ここでは、具体的に小売店の物件を別用途に用途変更する上で押さえておきたいポイントを解説した上で、実際に小売店の物件から用途変更した事例を紹介します。
小売店として使われていた既存物件を用途変更する際には、変更後の用途に応じて法律で定められた条件を満たすように手続きや施工を進める必要があります。
小売店や物販店は、建築基準法では「サービス店舗」として事務所と同等に取り扱われています。
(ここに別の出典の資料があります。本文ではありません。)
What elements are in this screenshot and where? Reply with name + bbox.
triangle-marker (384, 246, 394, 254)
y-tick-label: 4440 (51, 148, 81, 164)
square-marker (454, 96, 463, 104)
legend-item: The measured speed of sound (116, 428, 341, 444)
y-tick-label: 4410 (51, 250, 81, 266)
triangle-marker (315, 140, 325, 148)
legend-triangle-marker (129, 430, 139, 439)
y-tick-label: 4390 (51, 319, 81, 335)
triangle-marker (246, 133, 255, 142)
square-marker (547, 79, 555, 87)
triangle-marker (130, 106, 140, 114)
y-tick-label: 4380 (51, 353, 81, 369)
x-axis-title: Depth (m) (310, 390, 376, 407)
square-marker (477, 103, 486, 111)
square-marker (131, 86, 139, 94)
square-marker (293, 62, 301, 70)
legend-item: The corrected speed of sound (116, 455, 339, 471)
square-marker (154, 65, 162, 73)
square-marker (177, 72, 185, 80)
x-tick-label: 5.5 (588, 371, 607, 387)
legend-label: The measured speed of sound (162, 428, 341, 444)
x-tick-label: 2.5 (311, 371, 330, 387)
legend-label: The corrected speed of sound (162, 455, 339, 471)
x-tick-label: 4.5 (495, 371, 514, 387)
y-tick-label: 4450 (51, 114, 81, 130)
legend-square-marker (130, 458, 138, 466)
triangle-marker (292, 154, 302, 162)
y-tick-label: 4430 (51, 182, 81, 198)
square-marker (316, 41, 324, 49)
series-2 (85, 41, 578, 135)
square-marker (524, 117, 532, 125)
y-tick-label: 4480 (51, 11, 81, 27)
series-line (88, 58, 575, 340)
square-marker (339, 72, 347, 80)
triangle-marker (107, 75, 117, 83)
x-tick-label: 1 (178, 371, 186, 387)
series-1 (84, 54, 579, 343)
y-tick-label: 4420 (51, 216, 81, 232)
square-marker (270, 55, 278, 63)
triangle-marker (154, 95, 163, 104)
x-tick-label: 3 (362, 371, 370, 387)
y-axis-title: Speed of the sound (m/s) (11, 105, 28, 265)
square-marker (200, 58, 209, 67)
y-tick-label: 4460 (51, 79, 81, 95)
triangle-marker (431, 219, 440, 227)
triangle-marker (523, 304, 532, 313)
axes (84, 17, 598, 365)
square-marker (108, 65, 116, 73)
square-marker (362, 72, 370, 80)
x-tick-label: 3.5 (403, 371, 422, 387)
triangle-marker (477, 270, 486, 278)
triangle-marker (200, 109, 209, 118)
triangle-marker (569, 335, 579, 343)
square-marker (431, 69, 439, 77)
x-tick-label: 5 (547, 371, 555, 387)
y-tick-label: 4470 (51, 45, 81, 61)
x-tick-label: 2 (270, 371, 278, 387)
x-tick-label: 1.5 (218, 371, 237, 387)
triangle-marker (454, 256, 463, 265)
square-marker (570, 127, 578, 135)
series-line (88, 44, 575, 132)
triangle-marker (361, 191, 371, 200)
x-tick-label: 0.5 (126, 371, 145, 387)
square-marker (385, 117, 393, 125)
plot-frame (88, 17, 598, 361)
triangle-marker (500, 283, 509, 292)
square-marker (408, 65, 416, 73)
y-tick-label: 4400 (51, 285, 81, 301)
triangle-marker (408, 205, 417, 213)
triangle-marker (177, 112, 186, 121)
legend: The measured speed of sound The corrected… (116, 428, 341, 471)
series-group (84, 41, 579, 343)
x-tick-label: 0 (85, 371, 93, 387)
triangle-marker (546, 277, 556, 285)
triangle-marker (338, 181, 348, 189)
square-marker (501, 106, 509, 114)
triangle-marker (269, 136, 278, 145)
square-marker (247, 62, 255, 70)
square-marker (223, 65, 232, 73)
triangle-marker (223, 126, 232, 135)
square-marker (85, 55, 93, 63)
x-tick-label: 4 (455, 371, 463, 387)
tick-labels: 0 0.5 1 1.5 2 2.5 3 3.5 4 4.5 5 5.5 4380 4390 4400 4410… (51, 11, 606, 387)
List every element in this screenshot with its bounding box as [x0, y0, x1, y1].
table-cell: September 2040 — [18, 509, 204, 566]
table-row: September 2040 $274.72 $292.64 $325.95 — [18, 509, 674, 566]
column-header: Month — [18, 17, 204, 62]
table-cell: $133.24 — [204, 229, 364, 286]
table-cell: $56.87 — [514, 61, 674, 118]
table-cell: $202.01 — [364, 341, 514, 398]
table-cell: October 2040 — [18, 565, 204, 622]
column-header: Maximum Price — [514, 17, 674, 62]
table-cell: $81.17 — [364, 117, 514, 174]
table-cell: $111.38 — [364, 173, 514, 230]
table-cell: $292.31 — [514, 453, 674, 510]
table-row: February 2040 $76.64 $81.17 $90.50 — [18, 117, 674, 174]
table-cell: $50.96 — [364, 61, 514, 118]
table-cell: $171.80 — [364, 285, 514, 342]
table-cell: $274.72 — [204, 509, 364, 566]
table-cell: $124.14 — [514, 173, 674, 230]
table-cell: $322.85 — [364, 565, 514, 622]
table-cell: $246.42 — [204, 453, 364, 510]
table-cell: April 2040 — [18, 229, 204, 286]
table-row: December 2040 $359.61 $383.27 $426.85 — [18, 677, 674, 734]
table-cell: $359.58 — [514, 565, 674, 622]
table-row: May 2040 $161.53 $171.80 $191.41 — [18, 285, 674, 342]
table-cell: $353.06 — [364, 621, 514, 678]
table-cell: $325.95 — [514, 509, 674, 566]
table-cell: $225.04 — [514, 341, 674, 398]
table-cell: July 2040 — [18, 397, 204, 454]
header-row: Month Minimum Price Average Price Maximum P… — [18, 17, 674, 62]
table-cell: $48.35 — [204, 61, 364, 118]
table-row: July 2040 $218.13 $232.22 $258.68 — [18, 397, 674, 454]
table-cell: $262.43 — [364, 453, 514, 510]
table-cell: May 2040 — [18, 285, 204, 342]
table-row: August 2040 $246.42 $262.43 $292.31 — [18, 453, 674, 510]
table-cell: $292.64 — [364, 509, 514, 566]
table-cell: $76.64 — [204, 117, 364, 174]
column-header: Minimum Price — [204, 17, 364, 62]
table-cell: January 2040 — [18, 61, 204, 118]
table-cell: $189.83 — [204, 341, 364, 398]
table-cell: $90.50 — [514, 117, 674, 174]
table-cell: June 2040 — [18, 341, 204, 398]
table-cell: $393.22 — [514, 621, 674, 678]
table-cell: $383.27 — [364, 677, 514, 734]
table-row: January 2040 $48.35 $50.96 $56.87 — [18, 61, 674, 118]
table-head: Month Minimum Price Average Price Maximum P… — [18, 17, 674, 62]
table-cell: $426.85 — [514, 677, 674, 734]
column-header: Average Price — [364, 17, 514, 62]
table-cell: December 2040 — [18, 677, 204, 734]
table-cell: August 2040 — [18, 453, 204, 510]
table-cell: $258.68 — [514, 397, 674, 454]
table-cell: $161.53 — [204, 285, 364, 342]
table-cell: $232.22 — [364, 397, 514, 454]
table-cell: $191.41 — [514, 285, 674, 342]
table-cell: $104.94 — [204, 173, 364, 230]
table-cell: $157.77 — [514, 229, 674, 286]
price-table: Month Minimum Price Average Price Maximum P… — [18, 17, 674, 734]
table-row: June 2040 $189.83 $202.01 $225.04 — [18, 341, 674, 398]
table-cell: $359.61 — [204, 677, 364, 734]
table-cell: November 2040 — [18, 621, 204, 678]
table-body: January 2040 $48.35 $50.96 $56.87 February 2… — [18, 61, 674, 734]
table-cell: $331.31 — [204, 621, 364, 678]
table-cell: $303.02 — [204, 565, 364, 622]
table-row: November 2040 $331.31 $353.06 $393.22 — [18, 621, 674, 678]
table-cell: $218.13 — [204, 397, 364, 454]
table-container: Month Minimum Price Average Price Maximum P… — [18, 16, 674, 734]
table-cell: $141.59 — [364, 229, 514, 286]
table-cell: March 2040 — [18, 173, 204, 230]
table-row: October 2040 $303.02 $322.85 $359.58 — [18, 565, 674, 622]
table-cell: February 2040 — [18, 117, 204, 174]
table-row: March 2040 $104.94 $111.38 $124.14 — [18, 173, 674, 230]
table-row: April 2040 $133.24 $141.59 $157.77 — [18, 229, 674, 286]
そのため、飲食店や保育施設などの特殊建築物へと用途変更したい場合には、既存物件の状態では防火設備や避難設備、衛生設備などが不十分な可能性が高く、用途変更後の適法性を保つためには適宜改修工事が必要になります。
小売店を特殊建築物へ用途変更する場合には、用途変更規模を200m2未満に抑える等の工夫によって確認申請の工数を削減することも検討するとよいでしょう。
もちろん、用途変更後に新たな事業を始める上で必要な設備を整備するためには、どうしても用途変更規模が大きくなってしまうこともあり、その場合は確認申請業務が発生します。
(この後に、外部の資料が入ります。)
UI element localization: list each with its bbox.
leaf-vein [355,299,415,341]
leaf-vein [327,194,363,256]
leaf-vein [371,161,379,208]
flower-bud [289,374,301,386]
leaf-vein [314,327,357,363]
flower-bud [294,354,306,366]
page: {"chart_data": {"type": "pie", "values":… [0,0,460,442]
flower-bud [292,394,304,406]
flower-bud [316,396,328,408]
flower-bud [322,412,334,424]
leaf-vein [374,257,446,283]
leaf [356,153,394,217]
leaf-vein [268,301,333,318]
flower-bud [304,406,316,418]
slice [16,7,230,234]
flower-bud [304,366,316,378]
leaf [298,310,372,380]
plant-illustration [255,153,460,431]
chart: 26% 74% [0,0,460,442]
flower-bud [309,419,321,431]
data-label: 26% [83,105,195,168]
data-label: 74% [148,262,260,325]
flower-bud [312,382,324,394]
無理のない範囲で確認申請を不要にできれば、用途変更全体にかかる時間や費用を大幅に削減できるので、設計事務所や工務店に相談しましょう。
【画像付き】東京での用途変更事例と
その申請・施工会社のまとめ
建築再構企画は、神奈川県川崎市で物販店として使われていた物件を高齢者向け福祉施設へと用途変更した実績を持ちます。このプロジェクトでは、既存物件は検査済証を取得しておらず、用途変更後に認可施設として開業するためには物件の適法性を調査する必要がありました。
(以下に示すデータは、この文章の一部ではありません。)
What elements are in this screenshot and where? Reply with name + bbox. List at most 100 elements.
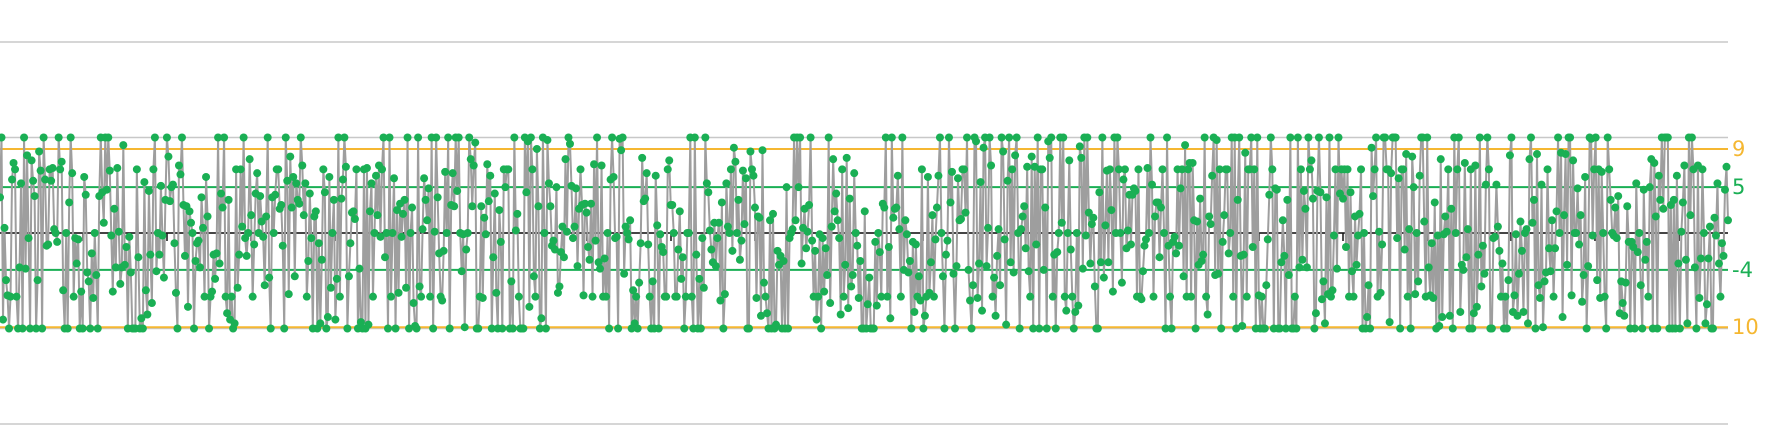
data-point (1105, 165, 1114, 174)
data-point (1117, 278, 1126, 287)
data-point (140, 178, 149, 187)
data-point (1272, 185, 1281, 194)
data-point (316, 319, 325, 328)
data-point (1427, 239, 1436, 248)
data-point (699, 283, 708, 292)
data-point (1062, 306, 1071, 315)
data-point (203, 212, 212, 221)
data-point (692, 250, 701, 259)
data-point (553, 288, 562, 297)
data-point (423, 216, 432, 225)
data-point (1334, 133, 1343, 142)
data-point (788, 225, 797, 234)
data-point (1348, 267, 1357, 276)
data-point (528, 165, 537, 174)
data-point (587, 199, 596, 208)
data-point (1420, 217, 1429, 226)
data-point (484, 197, 493, 206)
data-point (432, 133, 441, 142)
data-point (1575, 240, 1584, 249)
data-point (734, 195, 743, 204)
data-point (1480, 269, 1489, 278)
data-point (125, 232, 134, 241)
data-point (1187, 292, 1196, 301)
data-point (701, 133, 710, 142)
data-point (949, 269, 958, 278)
data-point (716, 296, 725, 305)
data-point (381, 253, 389, 262)
data-point (1166, 292, 1175, 301)
data-point (1120, 165, 1129, 174)
data-point (562, 227, 571, 236)
data-point (624, 235, 633, 244)
data-point (325, 172, 334, 181)
data-point (806, 133, 815, 142)
data-point (1305, 165, 1314, 174)
data-point (1636, 281, 1645, 290)
data-point (244, 229, 253, 237)
data-point (134, 253, 143, 262)
data-point (62, 229, 71, 237)
data-point (245, 155, 254, 164)
data-point (496, 237, 505, 246)
data-point (266, 324, 275, 333)
data-point (1653, 324, 1662, 333)
data-point (104, 133, 113, 142)
data-point (302, 292, 311, 301)
data-point (1301, 204, 1310, 213)
data-point (235, 250, 244, 259)
data-point (1302, 263, 1311, 272)
data-point (935, 133, 944, 142)
data-point (1531, 324, 1540, 333)
data-point (1212, 136, 1221, 145)
data-point (1498, 259, 1507, 268)
data-point (391, 324, 400, 333)
data-point (1678, 198, 1687, 207)
data-point (1552, 207, 1561, 216)
data-point (290, 272, 299, 281)
data-point (39, 133, 48, 142)
data-point (750, 203, 759, 212)
data-point (759, 278, 768, 287)
data-point (1599, 229, 1608, 237)
data-point (1215, 165, 1224, 174)
data-point (1047, 133, 1056, 142)
data-point (1391, 133, 1400, 142)
data-point (1029, 324, 1038, 333)
data-point (573, 262, 582, 271)
data-point (382, 229, 391, 237)
data-point (763, 309, 771, 318)
data-point (766, 216, 775, 225)
data-point (471, 138, 480, 147)
data-point (572, 184, 580, 193)
data-point (1516, 217, 1525, 226)
data-point (869, 324, 878, 333)
data-point (1567, 291, 1576, 300)
data-point (979, 143, 988, 152)
data-point (1054, 229, 1063, 237)
data-point (1208, 171, 1217, 180)
data-point (832, 189, 841, 198)
data-point (884, 243, 893, 252)
data-point (969, 281, 978, 290)
data-point (1354, 231, 1363, 240)
data-point (492, 288, 501, 297)
data-point (138, 324, 147, 333)
data-point (817, 324, 826, 333)
data-point (480, 213, 489, 222)
data-point (824, 133, 833, 142)
data-point (156, 181, 165, 190)
data-point (895, 225, 904, 234)
data-point (1284, 271, 1293, 280)
data-point (526, 133, 535, 142)
data-point (1286, 133, 1295, 142)
data-point (963, 133, 972, 142)
data-point (332, 274, 341, 283)
data-point (892, 203, 901, 212)
data-point (950, 324, 959, 333)
data-point (582, 208, 591, 217)
data-point (654, 324, 663, 333)
data-point (853, 241, 862, 250)
data-point (1293, 133, 1302, 142)
data-point (1710, 213, 1719, 222)
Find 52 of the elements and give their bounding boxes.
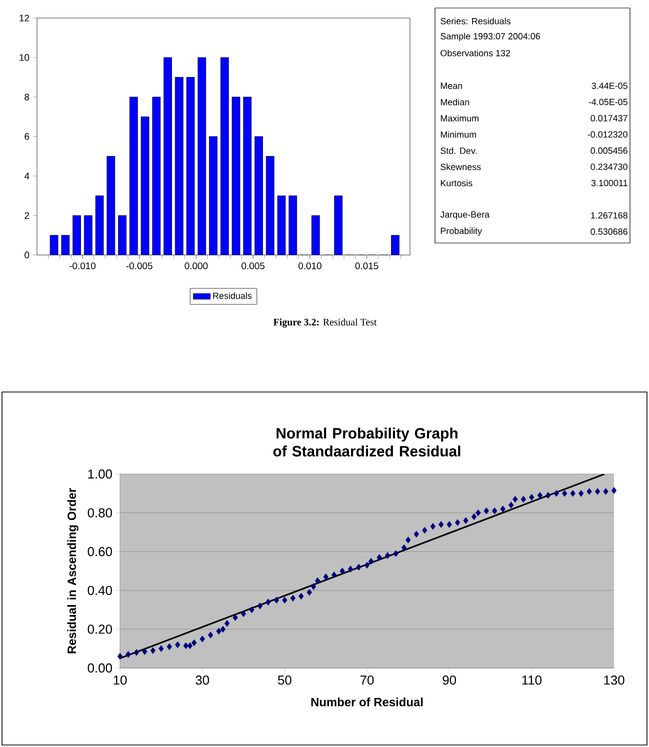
y-tick-label: 6 (24, 133, 30, 140)
x-tick-label: 110 (522, 676, 542, 685)
text: 3.100011 (591, 180, 628, 186)
y-tick-label: 0.00 (88, 663, 112, 673)
x-axis-title: Number of Residual (311, 698, 423, 706)
y-axis-title: Residual in Ascending Order (67, 488, 78, 654)
text: Minimum (440, 131, 476, 138)
x-tick-label: 0.005 (242, 262, 265, 270)
text: 0.530686 (590, 228, 628, 235)
y-tick-label: 0.80 (88, 508, 112, 518)
text: 3.44E-05 (592, 82, 628, 89)
x-tick-label: 30 (196, 676, 210, 685)
text: Jarque-Bera (440, 211, 490, 220)
x-tick-label: 50 (278, 676, 292, 685)
text: -0.012320 (588, 131, 628, 138)
y-tick-label: 10 (20, 54, 30, 61)
text: 0.017437 (590, 115, 628, 122)
y-tick-label: 1.00 (88, 469, 112, 479)
x-tick-label: 130 (604, 676, 624, 685)
x-tick-label: -0.005 (126, 262, 152, 270)
text: Observations 132 (440, 50, 510, 56)
text: Series: Residuals (440, 18, 510, 24)
x-tick-label: 0.000 (184, 262, 208, 270)
x-tick-label: -0.010 (69, 262, 96, 270)
text: Probability (440, 227, 482, 236)
y-tick-label: 8 (24, 94, 30, 100)
text: 0.234730 (590, 164, 628, 170)
y-tick-label: 0 (24, 252, 30, 258)
legend-label: Residuals (213, 292, 252, 299)
y-tick-label: 0.20 (88, 624, 112, 634)
text: 0.005456 (590, 147, 628, 154)
text: Figure 3.2: Residual Test (273, 318, 377, 328)
x-tick-label: 0.010 (298, 262, 322, 270)
text: Median (440, 98, 470, 106)
text: Std. Dev. (440, 147, 476, 154)
y-tick-label: 0.40 (88, 586, 112, 595)
y-tick-label: 2 (24, 212, 30, 219)
text: Maximum (440, 114, 478, 122)
text: Sample 1993:07 2004:06 (440, 32, 540, 42)
chart-title: Normal Probability Graph of Standaardized Residual (273, 428, 460, 457)
text: -4.05E-05 (588, 98, 628, 106)
text: Skewness (440, 164, 481, 170)
x-tick-label: 10 (114, 676, 127, 685)
text: Kurtosis (440, 180, 472, 186)
y-tick-label: 12 (20, 14, 30, 22)
y-tick-label: 0.60 (88, 547, 112, 556)
x-tick-label: 90 (442, 676, 456, 685)
text: Mean (440, 82, 462, 89)
text: 1.267168 (591, 212, 628, 219)
x-tick-label: 0.015 (355, 262, 378, 270)
x-tick-label: 70 (360, 676, 374, 685)
y-tick-label: 4 (24, 172, 30, 180)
加えて、変更後の用途である保育施設は建築基準法で特殊建築物に定められており、用途変更規模が200m2を超えていたため確認申請も必要でした。建築再構企画は、自治体との折衝や既存物件の現地調査を通じて、竣工当時の適法性を示す既存不適格調書を作成しました。
また、オーナーには調書を提出することで将来にわたり物件の適法性を担保し、テナントにはフリーレント期間延長によって用途変更費用を捻出しやすくすることで、双方が納得のいく利害調整に貢献しました。
建築再構企画には、東京都武蔵野市にあった小売店舗を保育施設として用途変更した事例もあります。この事例では、保育施設としての認可を取得するために望ましい物件を探す段階から介入し、コンプライアンスチェック、設計業務、施工までを一貫して請け負いました。
保育園として新規の認可を得るためには、建築基準法だけでなくバリアフリー法や児童福祉法などの関係法令にも準ずる必要があります。採光規制をクリアするための窓面積の調整や、多目的トイレ等のバリアフリー設備の整備、二方向の避難経路の担保など、細かい基準を満たす既存物件を探し出し、コンプライアンスに沿った改修工事を進めました。
用途変更手続きに関しては、確認申請の対象外であることを行政機関に確認することで、申請業務にかかる時間や費用を削減することに成功しました。